It was a Halloween costume. The student was apparently try to dress as reggae music legend Bob Marley. But many other students say covering his skin in black paint went too far.
"I don't necessarily want to point fingers but I do think we need to make people aware why somebody would see this as offensive and make them know it is okay if somebody finds it offensive and it's okay if somebody finds it funny, you just have to understand where it comes from," said Evelyn Carter, NU student.
"I kind of just felt sorry because I felt like the person just didn't know any better," said Alexis Isaac, NU student.
The issue has been a hot topic on campus and in the student newspaper. It prompted serious talks about race at Northwestern and got student leaders to organize a large on campus tonight.
University leaders invited reporters in to listen but kept cameras out.
Students say it was beneficial.
"I am not too happy the pictures are out there coming from Northwestern University…our name gets tacked onto that, something that I consider myself a part of," said David Henning.
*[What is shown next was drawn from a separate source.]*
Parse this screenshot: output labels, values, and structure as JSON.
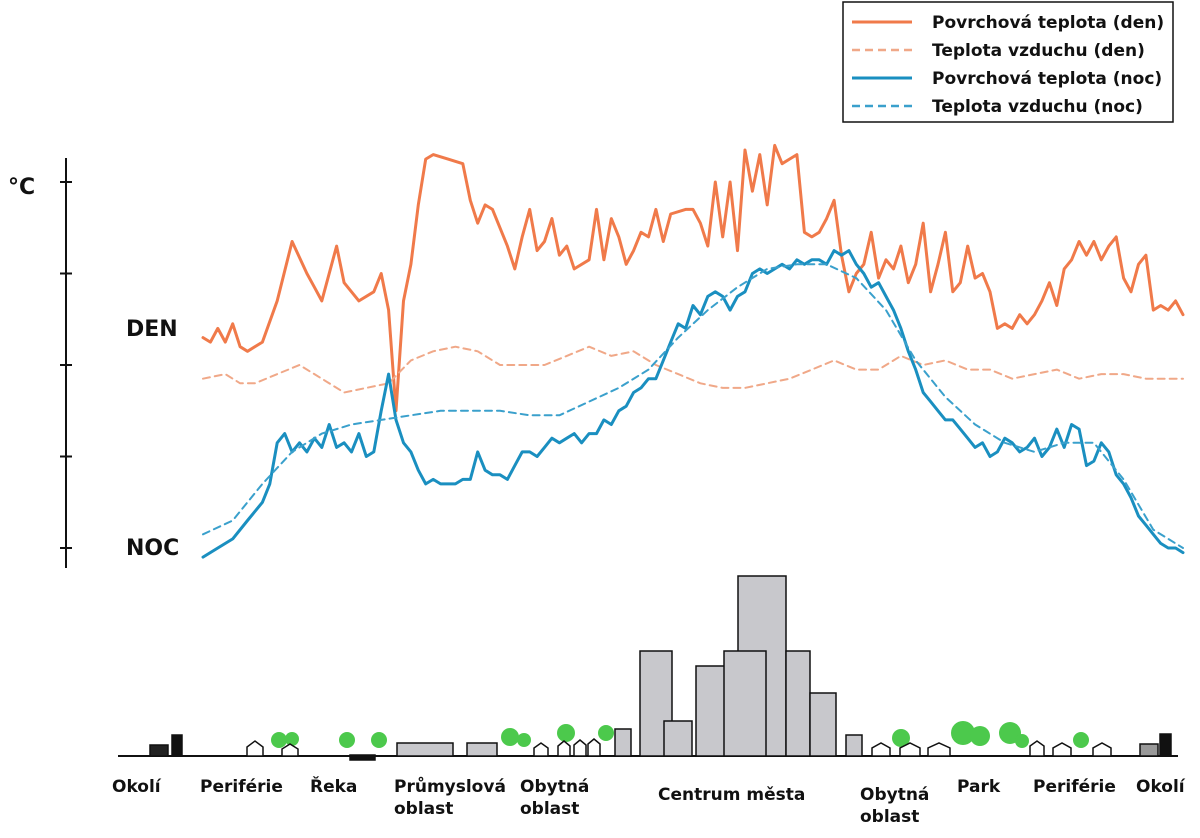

University president Morton Shapiro said in a statement, "it was highly inappropriate. If we don't make this a catalyst for change then we're failing ourselves." One immediate result of the meeting is that the president promised the school's police would stop sending out emails using vague racial descriptions of suspects. As far as the students in black face, the school says they broke no rules and, at this point, are facing no discipline.